[->2310] Les réunions à huis clos de hauts fonctionnaires et de gens d'affaires d'Amérique du Nord sur l'exportation de l'eau du Canada nous rappellent que c'est toujours l'approche coloniale qui domine l'économie canadienne, comme le soulignait l'urbaniste torontoise d'origine américaine Jane Jacobs en 1981, dans son ouvrage The Question of Separatism, où elle se prononçait pour l'indépendance du Québec.
La classe des dirigeants politiques et économiques canadiens se frotte déjà les mains, une fois de plus, en pensant à l'argent dont elle pourra se remplir les poches et qu'elle pourra placer dans des paradis fiscaux, aux dépens de la population en général, pour ensuite se la couler douce dans les mers du Sud. Loin de vouloir mettre en valeur les ressources du pays pour créer de la richesse sur place tout en préservant la nature pour les générations futures, cette bande de pillards en remet après avoir saccagé les forêts du Québec, détourné le fleuve Rupert, criblé la Gaspésie d'éoliennes et souillé le Nord de l'Alberta pour en tirer le pétrole que l'on brulera avidement dans des Hummer avec les conséquences catastrophiques que l'on connait sur le climat de la planète.
Conservateurs, libéraux, néodémocrates, adéquistes et parfois même péquistes, à ma grande honte, les pillards sont tous les mêmes. Ils n'ont pas évolué depuis l'époque coloniale. Ils appliquent à leur propre pays les mêmes recettes qu'employait jadis la Grande-Bretagne. Ils se fichent éperdument du sort de leurs concitoyens et de l'humanité. Pourvu qu'ils aient de la main-d'oeuvre quand ils en ont besoin. C'est tout ce qui compte à leurs yeux. Ils font partie des «riches qui détruisent la planète» dont parle Hervé Kempf. Ce sont même des premiers de classe en la matière.

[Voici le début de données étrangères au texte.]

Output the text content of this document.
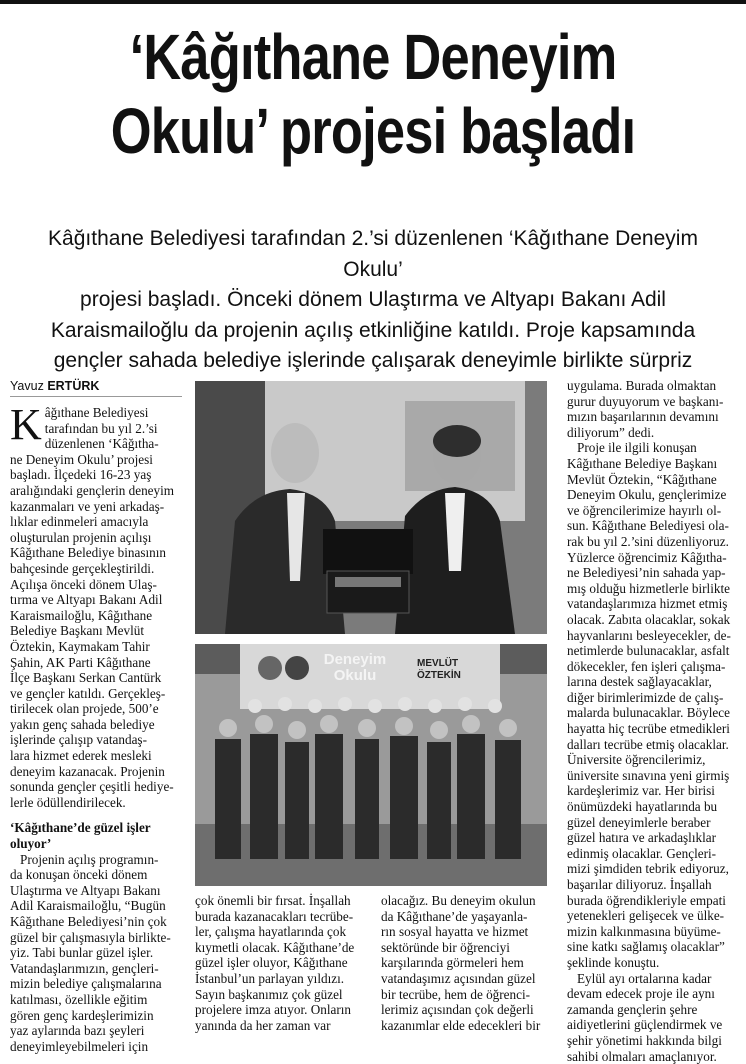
‘Kâğıthane Deneyim
Okulu’ projesi başladı
Kâğıthane Belediyesi tarafından 2.’si düzenlenen ‘Kâğıthane Deneyim Okulu’
projesi başladı. Önceki dönem Ulaştırma ve Altyapı Bakanı Adil
Karaismailoğlu da projenin açılış etkinliğine katıldı. Proje kapsamında
gençler sahada belediye işlerinde çalışarak deneyimle birlikte sürpriz
Yavuz ERTÜRK
K âğıthane Belediyesi
tarafından bu yıl 2.’si
düzenlenen ‘Kâğıtha-
ne Deneyim Okulu’ projesi
başladı. İlçedeki 16-23 yaş
aralığındaki gençlerin deneyim
kazanmaları ve yeni arkadaş-
lıklar edinmeleri amacıyla
oluşturulan projenin açılışı
Kâğıthane Belediye binasının
bahçesinde gerçekleştirildi.
Açılışa önceki dönem Ulaş-
tırma ve Altyapı Bakanı Adil
Karaismailoğlu, Kâğıthane
Belediye Başkanı Mevlüt
Öztekin, Kaymakam Tahir
Şahin, AK Parti Kâğıthane
İlçe Başkanı Serkan Cantürk
ve gençler katıldı. Gerçekleş-
tirilecek olan projede, 500’e
yakın genç sahada belediye
işlerinde çalışıp vatandaş-
lara hizmet ederek mesleki
deneyim kazanacak. Projenin
sonunda gençler çeşitli hediye-
lerle ödüllendirilecek.
‘Kâğıthane’de güzel işler
oluyor’
Projenin açılış programın-
da konuşan önceki dönem
Ulaştırma ve Altyapı Bakanı
Adil Karaismailoğlu, “Bugün
Kâğıthane Belediyesi’nin çok
güzel bir çalışmasıyla birlikte-
yiz. Tabi bunlar güzel işler.
Vatandaşlarımızın, gençleri-
mizin belediye çalışmalarına
katılması, özellikle eğitim
gören genç kardeşlerimizin
yaz aylarında bazı şeyleri
deneyimleyebilmeleri için
Deneyim Okulu
MEVLÜT ÖZTEKİN
çok önemli bir fırsat. İnşallah
burada kazanacakları tecrübe-
ler, çalışma hayatlarında çok
kıymetli olacak. Kâğıthane’de
güzel işler oluyor, Kâğıthane
İstanbul’un parlayan yıldızı.
Sayın başkanımız çok güzel
projelere imza atıyor. Onların
yanında da her zaman var
olacağız. Bu deneyim okulun
da Kâğıthane’de yaşayanla-
rın sosyal hayatta ve hizmet
sektöründe bir öğrenciyi
karşılarında görmeleri hem
vatandaşımız açısından güzel
bir tecrübe, hem de öğrenci-
lerimiz açısından çok değerli
kazanımlar elde edecekleri bir
uygulama. Burada olmaktan
gurur duyuyorum ve başkanı-
mızın başarılarının devamını
diliyorum” dedi.
Proje ile ilgili konuşan
Kâğıthane Belediye Başkanı
Mevlüt Öztekin, “Kâğıthane
Deneyim Okulu, gençlerimize
ve öğrencilerimize hayırlı ol-
sun. Kâğıthane Belediyesi ola-
rak bu yıl 2.’sini düzenliyoruz.
Yüzlerce öğrencimiz Kâğıtha-
ne Belediyesi’nin sahada yap-
mış olduğu hizmetlerle birlikte
vatandaşlarımıza hizmet etmiş
olacak. Zabıta olacaklar, sokak
hayvanlarını besleyecekler, de-
netimlerde bulunacaklar, asfalt
dökecekler, fen işleri çalışma-
larına destek sağlayacaklar,
diğer birimlerimizde de çalış-
malarda bulunacaklar. Böylece
hayatta hiç tecrübe etmedikleri
dalları tecrübe etmiş olacaklar.
Üniversite öğrencilerimiz,
üniversite sınavına yeni girmiş
kardeşlerimiz var. Her birisi
önümüzdeki hayatlarında bu
güzel deneyimlerle beraber
güzel hatıra ve arkadaşlıklar
edinmiş olacaklar. Gençleri-
mizi şimdiden tebrik ediyoruz,
başarılar diliyoruz. İnşallah
burada öğrendikleriyle empati
yetenekleri gelişecek ve ülke-
mizin kalkınmasına büyüme-
sine katkı sağlamış olacaklar”
şeklinde konuştu.
Eylül ayı ortalarına kadar
devam edecek proje ile aynı
zamanda gençlerin şehre
aidiyetlerini güçlendirmek ve
şehir yönetimi hakkında bilgi
sahibi olmaları amaçlanıyor.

Les pillards ne mettront jamais en valeur les ressources où elles se trouvent. C'est bien que trop compliqué. On peut s'enrichir bien plus rapidement en bradant tout. Sous leur emprise, la main prétendument magique du marché devient une main saccageuse à laquelle il ne faut surtout pas faire confiance, en particulier dans un pays qui regorge de ressources naturelles faciles à exploiter.
Au Québec, nous conservons toujours des vestiges débilitants de la mentalité de pauvres bucherons, de porteurs d'eau misérables, de pêcheurs irrémédiablement endettés. Nous avons peur de perdre nos jobs et nous tremblotons à l'idée de nous dire oui, de mettre nos forces en commun et de nous faire confiance à nous-mêmes. Pendant que nos démagogues font diversion en créant la panique autour de quelques immigrés, se cachent dans nos rangs ceux qui entretiennent le statuquo et la résignation et qui en profitent pour nous voler.
Si nous ne sommes pas plus riches collectivement des véritables richesses, y compris la nature, le savoir, la culture et la santé, et si nous risquons même de léguer à nos enfants un monde stérile, c'est que nous avons toléré la mainmise des pillards sur la nature qui nous entoure. Nous habitons un vaste territoire peu peuplé qui regorge de ressources. Si nous prenions vraiment nos affaires en main, dans un Québec indépendant et dans un Canada peut-être libéré lui aussi par la même occasion de ses traditions coloniales et monarchiques, nous cesserions de nous faire les valets de ces riches sans génie.